Tell us something about BMC Software as a company?
BMC’s business model is designed to leverage partnerships with industry players. BMC delivers all technologies as a package to manage the IT services of their customers through cloud. BMC helps customers to cut costs, reduce risk and achieve business objectives. We have offices in more than 120 countries with the revenue of approximately $2.2 billion. The company has approximately 6,500 employees worldwide. More than 25,000 IT organizations – from the Global 100 to the smallest businesses – in over 120 countries rely on BMC Software to manage their business services and applications across distributed, mainframe, virtual and cloud environments.

 

How different is BMC India as compare to other locations?
BMC India is not the typical outsourced captive centre which does just maintenance. In the last 2 years we have filed more than 16 patents in India. Our leaders have realized a big difference in its India operation. While leaders in headquarters and other larger markets have to manage investors, analysts, customers and other stakeholders and in India, the employees were the primary stakeholders. Almost all BMC business functions have headcount in India. Over 22 per cent of total BMC employees are in India.
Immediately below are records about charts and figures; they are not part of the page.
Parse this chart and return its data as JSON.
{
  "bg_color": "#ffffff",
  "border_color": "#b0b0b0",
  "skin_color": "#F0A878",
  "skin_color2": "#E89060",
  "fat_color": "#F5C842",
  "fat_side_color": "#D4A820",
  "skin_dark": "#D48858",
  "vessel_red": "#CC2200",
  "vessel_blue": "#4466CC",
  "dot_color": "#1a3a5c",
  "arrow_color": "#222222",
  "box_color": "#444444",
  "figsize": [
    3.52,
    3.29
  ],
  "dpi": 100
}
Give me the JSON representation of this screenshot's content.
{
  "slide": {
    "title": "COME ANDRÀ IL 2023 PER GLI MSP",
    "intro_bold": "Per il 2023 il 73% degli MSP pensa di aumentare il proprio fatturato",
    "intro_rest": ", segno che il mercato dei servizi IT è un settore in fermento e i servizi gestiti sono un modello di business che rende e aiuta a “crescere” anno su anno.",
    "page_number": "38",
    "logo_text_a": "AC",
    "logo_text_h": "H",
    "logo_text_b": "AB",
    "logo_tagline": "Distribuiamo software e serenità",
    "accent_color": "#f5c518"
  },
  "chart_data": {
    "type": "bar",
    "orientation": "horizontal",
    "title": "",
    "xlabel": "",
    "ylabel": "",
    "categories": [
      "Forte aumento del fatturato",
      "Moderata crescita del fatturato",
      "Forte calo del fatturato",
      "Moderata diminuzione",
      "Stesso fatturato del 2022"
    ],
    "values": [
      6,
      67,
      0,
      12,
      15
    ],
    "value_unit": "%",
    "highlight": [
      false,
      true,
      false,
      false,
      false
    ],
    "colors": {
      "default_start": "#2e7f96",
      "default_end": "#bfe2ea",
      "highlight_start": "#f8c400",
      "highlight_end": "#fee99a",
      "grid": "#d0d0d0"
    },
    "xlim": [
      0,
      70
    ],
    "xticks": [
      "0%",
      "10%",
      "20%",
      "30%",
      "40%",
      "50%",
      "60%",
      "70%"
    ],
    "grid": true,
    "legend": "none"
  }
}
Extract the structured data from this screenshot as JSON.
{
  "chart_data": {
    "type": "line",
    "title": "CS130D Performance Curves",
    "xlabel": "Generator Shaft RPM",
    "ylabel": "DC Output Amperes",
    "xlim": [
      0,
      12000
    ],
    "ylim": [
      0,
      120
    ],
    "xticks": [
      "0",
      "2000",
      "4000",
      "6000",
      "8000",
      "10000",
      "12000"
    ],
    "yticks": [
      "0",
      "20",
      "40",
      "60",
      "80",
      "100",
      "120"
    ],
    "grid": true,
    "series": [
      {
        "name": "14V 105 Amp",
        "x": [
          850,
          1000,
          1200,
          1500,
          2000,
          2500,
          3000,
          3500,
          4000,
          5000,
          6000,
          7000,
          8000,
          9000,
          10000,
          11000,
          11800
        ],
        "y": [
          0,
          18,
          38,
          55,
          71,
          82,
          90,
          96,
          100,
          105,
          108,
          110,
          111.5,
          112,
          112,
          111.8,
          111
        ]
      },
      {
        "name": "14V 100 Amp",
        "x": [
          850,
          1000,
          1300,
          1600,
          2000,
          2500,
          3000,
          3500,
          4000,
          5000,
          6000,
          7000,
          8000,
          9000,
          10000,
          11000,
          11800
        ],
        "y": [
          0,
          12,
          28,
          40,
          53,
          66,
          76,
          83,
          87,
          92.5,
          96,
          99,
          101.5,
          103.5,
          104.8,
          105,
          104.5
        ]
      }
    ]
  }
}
All products and solutions have representation in India, especially strategic ones such as Incubator, Cloud Lifecycle Management, and other solutions. Pune is the largest BMC R&D office worldwide. Roughly, half of worldwide ESM R&D and IS&T based out of India. Most current and future solutions are being engineered in India.  

Could you brief us about BMC's cloud business?
Indian IT sector is aggressively moving to cloud thus recognizing the big revenue opportunity from this region. Two years ago, back BMC did not have a cloud business. We are the leaders in the Cloud Management category, we have the most comprehensive well integrated solution in the market. We have done more than 100 implementations under cloud management services. Now we have crossed over $100 million revenue from cloud business across the globe. India is the only incubator for our worldwide operations. Our entire cloud offering is done from the incubator team here in India. Cloud is managed from countries like India, US & Ukraine – however, the entire cloud management is lead by the India team. BMC India has now become the innovation hub and no longer remains a cost arbitrage.

What is your policy on attrition? Does this really affect performance?
Attrition is one of the most feared words in software companies in India. Managers try to deal with the issues by throwing money, offering promotions, retention bonuses and other things in reaction to arrest attrition. Despite that, the best employees quit. What they fail to realize is that money doesn’t buy engagement. In BMC, earlier it was up to 20 per cent and now it has came down to 12 per cent only from last one year.The workforce in IT is very young and ambitious, and hence their needs are different. Also, families play a large part in an individual’s career decisions. And what’s more, in an environment where attrition is anywhere from 20 per cent to 100 per cent annually, BMC Software is trending towards managing attrition at 12 per cent . What else could be a better testament of the fact that employee engagement works!

What the HR policies which have been customized for the Indian employees at BMC under the employee engagement program?
We Design every process and policy by keeping employee experience in mind. Simplify their interactions with service providers like IT, finance and HR. Engage not only the employee, but as many members of the employee’s family as possible. Strengthen relationships with managers. Hold managers more accountable for developing their people. Hold individual contributors responsible for developing their own careers. Once the basic framework and principles were in place, they designed programs that would implement the tenets of this belief system. The various programs that were identified were CSR activities, BindaasMasti Club, Ninja Club which is an organization by the techies for the techies. A key criteria to become a Ninja is ability to design and code. Even an architect who no longer codes cannot become a Ninja. The concept compares programmers to martial artists.